Ces alchimistes concoctaient alors de mystérieuses distillations de plantes vénéneuses fournissant ainsi aux

sorciers et aux devineresses diverses poudres, les unes dénommées « poudres pour l’amour » étaient dites comme étant aphrodisiaques, généralement à base de poudres de cantharide, les autres nommées « poudres de succession » et qui n’étaient autre que du poison mortel.

En ce qui concerne le conte de LaBarbe-Bleue, celui-ci s’inscrit pleinement dans cette ambiance des poisons.

À la manière dont il fut décrit par Charles Perrault, le personnage de la Barbe-Bleue apparaît comme un sorcier qui fait appel à ces distillateurs de plantes vénéneuses.

Tel que le souligne le texte, le poison qu’il utilise pour séduire les femmes qu’il finit par égorger est bien le poison végétal nommé « poudre de cantharide », qui à l’époque de Louis XIV passait pour aphrodisiaque et qui constituait la base des « philtres d’amour ».

Ce « philtre d’amour » utilisé par la Barbe-Bleue n’opère pas de manière immédiate sur les femmes qu’il veut séduire.

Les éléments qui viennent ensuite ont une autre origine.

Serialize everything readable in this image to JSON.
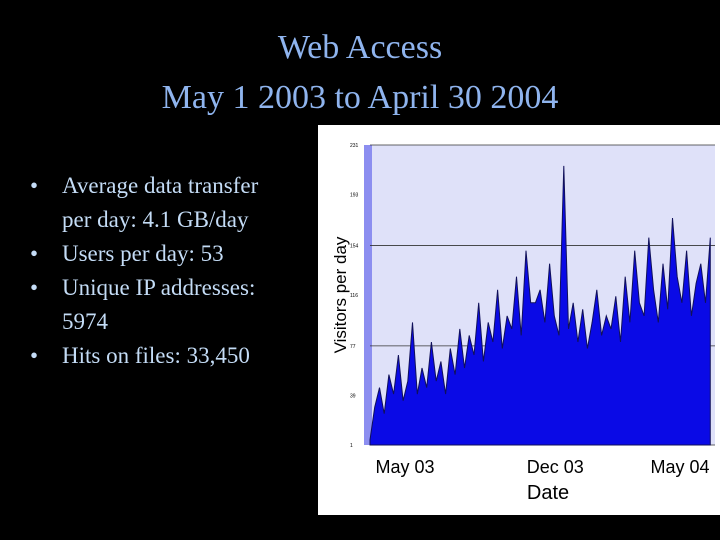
{
  "slide": {
    "title_lines": [
      "Web Access",
      "May 1 2003 to April 30 2004"
    ],
    "bullets": [
      [
        "Average data transfer",
        "per day:  4.1 GB/day"
      ],
      [
        "Users per day:  53"
      ],
      [
        "Unique IP addresses:",
        "5974"
      ],
      [
        "Hits on files:  33,450"
      ]
    ]
  },
  "chart_data": {
    "type": "area",
    "ylabel": "Visitors per day",
    "xlabel": "Date",
    "color": "#0a0ae6",
    "x": [
      0,
      5,
      10,
      15,
      20,
      25,
      30,
      35,
      40,
      45,
      50,
      55,
      60,
      65,
      70,
      75,
      80,
      85,
      90,
      95,
      100,
      105,
      110,
      115,
      120,
      125,
      130,
      135,
      140,
      145,
      150,
      155,
      160,
      165,
      170,
      175,
      180,
      185,
      190,
      195,
      200,
      205,
      210,
      215,
      220,
      225,
      230,
      235,
      240,
      245,
      250,
      255,
      260,
      265,
      270,
      275,
      280,
      285,
      290,
      295,
      300,
      305,
      310,
      315,
      320,
      325,
      330,
      335,
      340,
      345,
      350,
      355,
      360
    ],
    "values": [
      5,
      30,
      45,
      25,
      55,
      40,
      70,
      35,
      50,
      95,
      40,
      60,
      45,
      80,
      50,
      65,
      40,
      75,
      55,
      90,
      60,
      85,
      70,
      110,
      65,
      95,
      80,
      120,
      75,
      100,
      90,
      130,
      85,
      150,
      110,
      110,
      120,
      95,
      140,
      100,
      85,
      215,
      90,
      110,
      80,
      105,
      75,
      95,
      120,
      85,
      100,
      90,
      115,
      80,
      130,
      95,
      150,
      110,
      100,
      160,
      120,
      95,
      140,
      105,
      175,
      130,
      110,
      150,
      100,
      125,
      140,
      110,
      160
    ],
    "xlim": [
      0,
      365
    ],
    "xticks": [
      {
        "value": 37,
        "label": "May 03"
      },
      {
        "value": 196,
        "label": "Dec 03"
      },
      {
        "value": 328,
        "label": "May 04"
      }
    ],
    "ylim": [
      1,
      231
    ],
    "yticks": [
      1,
      39,
      77,
      116,
      154,
      193,
      231
    ],
    "grid": true
  }
}
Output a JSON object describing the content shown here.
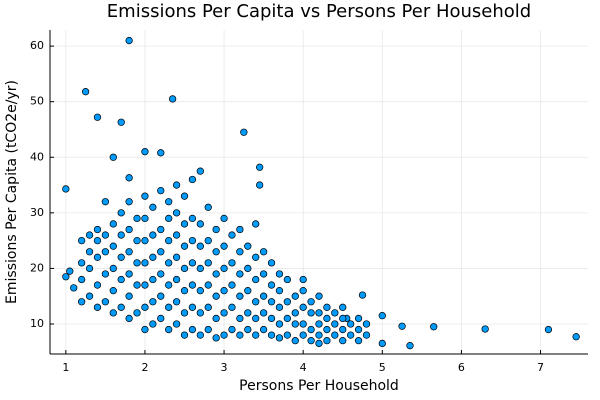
{
  "chart_data": {
    "type": "scatter",
    "title": "Emissions Per Capita vs Persons Per Household",
    "x_label": "Persons Per Household",
    "y_label": "Emissions Per Capita (tCO2e/yr)",
    "color": "#009af9",
    "grid": true,
    "xlim": [
      0.8,
      7.6
    ],
    "ylim": [
      4.6,
      62.9
    ],
    "xticks": [
      1,
      2,
      3,
      4,
      5,
      6,
      7
    ],
    "yticks": [
      10,
      20,
      30,
      40,
      50,
      60
    ],
    "x": [
      1.8,
      1.25,
      2.35,
      1.4,
      1.7,
      3.25,
      2.0,
      2.2,
      1.6,
      1.0,
      3.45,
      3.45,
      1.8,
      7.45,
      7.1,
      6.3,
      5.65,
      5.35,
      5.0,
      5.0,
      5.25,
      4.75,
      4.55,
      4.2,
      1.0,
      1.05,
      1.1,
      1.2,
      1.2,
      1.2,
      1.2,
      1.3,
      1.3,
      1.3,
      1.3,
      1.4,
      1.4,
      1.4,
      1.4,
      1.4,
      1.5,
      1.5,
      1.5,
      1.5,
      1.5,
      1.6,
      1.6,
      1.6,
      1.6,
      1.6,
      1.7,
      1.7,
      1.7,
      1.7,
      1.7,
      1.8,
      1.8,
      1.8,
      1.8,
      1.8,
      1.8,
      1.9,
      1.9,
      1.9,
      1.9,
      1.9,
      2.0,
      2.0,
      2.0,
      2.0,
      2.0,
      2.0,
      2.0,
      2.1,
      2.1,
      2.1,
      2.1,
      2.1,
      2.1,
      2.2,
      2.2,
      2.2,
      2.2,
      2.2,
      2.2,
      2.3,
      2.3,
      2.3,
      2.3,
      2.3,
      2.3,
      2.3,
      2.4,
      2.4,
      2.4,
      2.4,
      2.4,
      2.4,
      2.4,
      2.5,
      2.5,
      2.5,
      2.5,
      2.5,
      2.5,
      2.5,
      2.6,
      2.6,
      2.6,
      2.6,
      2.6,
      2.6,
      2.6,
      2.7,
      2.7,
      2.7,
      2.7,
      2.7,
      2.7,
      2.7,
      2.8,
      2.8,
      2.8,
      2.8,
      2.8,
      2.8,
      2.9,
      2.9,
      2.9,
      2.9,
      2.9,
      2.9,
      3.0,
      3.0,
      3.0,
      3.0,
      3.0,
      3.0,
      3.1,
      3.1,
      3.1,
      3.1,
      3.1,
      3.2,
      3.2,
      3.2,
      3.2,
      3.2,
      3.2,
      3.3,
      3.3,
      3.3,
      3.3,
      3.3,
      3.4,
      3.4,
      3.4,
      3.4,
      3.4,
      3.4,
      3.5,
      3.5,
      3.5,
      3.5,
      3.5,
      3.6,
      3.6,
      3.6,
      3.6,
      3.6,
      3.7,
      3.7,
      3.7,
      3.7,
      3.7,
      3.8,
      3.8,
      3.8,
      3.8,
      3.9,
      3.9,
      3.9,
      3.9,
      4.0,
      4.0,
      4.0,
      4.0,
      4.0,
      4.1,
      4.1,
      4.1,
      4.1,
      4.2,
      4.2,
      4.2,
      4.2,
      4.3,
      4.3,
      4.3,
      4.3,
      4.4,
      4.4,
      4.4,
      4.5,
      4.5,
      4.5,
      4.5,
      4.6,
      4.6,
      4.7,
      4.7,
      4.7,
      4.8,
      4.8
    ],
    "values": [
      61,
      51.8,
      50.5,
      47.2,
      46.3,
      44.5,
      41,
      40.8,
      40,
      34.3,
      38.2,
      35,
      36.3,
      7.7,
      9,
      9.1,
      9.5,
      6.1,
      6.5,
      11.5,
      9.6,
      15.2,
      11,
      6.5,
      18.5,
      19.5,
      16.5,
      14,
      18,
      21,
      25,
      15,
      20,
      23,
      26,
      13,
      17,
      22,
      25,
      27,
      14,
      19,
      23,
      26,
      32,
      12,
      16,
      20,
      24,
      28,
      13,
      18,
      22,
      26,
      30,
      11,
      15,
      19,
      23,
      27,
      32,
      12,
      17,
      21,
      25,
      29,
      9,
      13,
      17,
      21,
      25,
      29,
      33,
      10,
      14,
      18,
      22,
      26,
      31,
      11,
      15,
      19,
      23,
      27,
      34,
      9,
      13,
      17,
      21,
      25,
      29,
      32,
      10,
      14,
      18,
      22,
      26,
      30,
      35,
      8,
      12,
      16,
      20,
      24,
      28,
      33,
      9,
      13,
      17,
      21,
      25,
      29,
      36,
      8,
      12,
      16,
      20,
      24,
      28,
      37.5,
      9,
      13,
      17,
      21,
      25,
      31,
      7.5,
      11,
      15,
      19,
      23,
      27,
      8,
      12,
      16,
      20,
      24,
      29,
      9,
      13,
      17,
      21,
      26,
      8,
      11,
      15,
      19,
      23,
      27,
      9,
      12,
      16,
      20,
      24,
      8,
      11,
      14,
      18,
      22,
      28,
      9,
      12,
      15,
      19,
      23,
      8,
      11,
      14,
      17,
      21,
      7.5,
      10,
      13,
      16,
      19,
      8,
      11,
      14,
      18,
      7,
      10,
      12,
      15,
      8,
      10,
      13,
      16,
      18,
      7,
      9,
      12,
      14,
      8,
      10,
      12,
      15,
      7,
      9,
      11,
      13,
      8,
      10,
      12,
      7,
      9,
      11,
      13,
      8,
      10,
      7,
      9,
      11,
      8,
      10
    ]
  }
}
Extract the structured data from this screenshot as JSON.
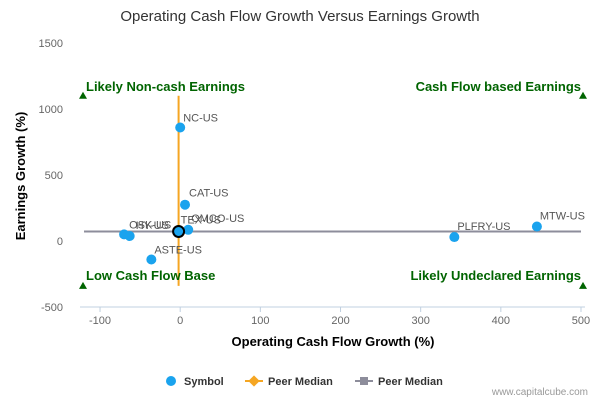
{
  "chart_data": {
    "type": "scatter",
    "title": "Operating Cash Flow Growth Versus Earnings Growth",
    "xlabel": "Operating Cash Flow Growth (%)",
    "ylabel": "Earnings Growth (%)",
    "xlim": [
      -125,
      505
    ],
    "ylim": [
      -500,
      1500
    ],
    "x_ticks": [
      -100,
      0,
      100,
      200,
      300,
      400,
      500
    ],
    "y_ticks": [
      -500,
      0,
      500,
      1000,
      1500
    ],
    "x_tick_labels": [
      "-100",
      "0",
      "100",
      "200",
      "300",
      "400",
      "500"
    ],
    "y_tick_labels": [
      "-500",
      "0",
      "500",
      "1000",
      "1500"
    ],
    "grid": false,
    "legend_position": "bottom",
    "colors": {
      "symbol": "#1aa3ee",
      "peer_median_vertical": "#f5a623",
      "peer_median_horizontal": "#8d8d9b",
      "quadrant_text": "#006400"
    },
    "series": [
      {
        "name": "Symbol",
        "points": [
          {
            "label": "NC-US",
            "x": 0,
            "y": 860
          },
          {
            "label": "CAT-US",
            "x": 6,
            "y": 275
          },
          {
            "label": "TEX-US",
            "x": -2,
            "y": 72
          },
          {
            "label": "OMCO-US",
            "x": 10,
            "y": 85
          },
          {
            "label": "OSK-US",
            "x": -70,
            "y": 50
          },
          {
            "label": "HY-US",
            "x": -63,
            "y": 38
          },
          {
            "label": "ASTE-US",
            "x": -36,
            "y": -140
          },
          {
            "label": "PLFRY-US",
            "x": 342,
            "y": 30
          },
          {
            "label": "MTW-US",
            "x": 445,
            "y": 110
          }
        ]
      },
      {
        "name": "Peer Median",
        "orientation": "vertical",
        "x": -2,
        "y_range": [
          -340,
          1100
        ]
      },
      {
        "name": "Peer Median",
        "orientation": "horizontal",
        "y": 72,
        "x_range": [
          -120,
          500
        ]
      }
    ],
    "highlight_point": {
      "x": -2,
      "y": 72
    },
    "quadrants": [
      {
        "label": "Likely Non-cash Earnings",
        "corner": "top-left"
      },
      {
        "label": "Cash Flow based Earnings",
        "corner": "top-right"
      },
      {
        "label": "Low Cash Flow Base",
        "corner": "bottom-left"
      },
      {
        "label": "Likely Undeclared Earnings",
        "corner": "bottom-right"
      }
    ],
    "credit": "www.capitalcube.com"
  }
}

À la première rencontre, l’aspect physique que sa personnalité dégage à cause de la couleur de sa barbe, effraye les femmes car comme le souligne l’auteur, « mais, par malheur, cet homme avait la barbe bleue : cela le rendait si laid et si terrible, qu’il n’était ni femme ni fille qui ne s’enfuît de devant lui ».

Mais dans une seconde étape, cette même barbe qui au départ terrorise finit par envoûter les femmes, « (…) enfin tout alla si bien que la cadette commença à trouver que le maître du logis n’avait plus la barbe si bleue (…) ».

La question se pose donc au lecteur : comment d’un sentiment de répulsion, la jeune femme a-t-elle pu être si séduite ?

Si Perrault a choisi une barbe à la couleur bleue, c’est parce que le choix de cette couleur n’est pas innocent lorsque l’on apprend que la poudre de cantharide qui a un effet aphrodisiaque est extraite des « mouches bleues ».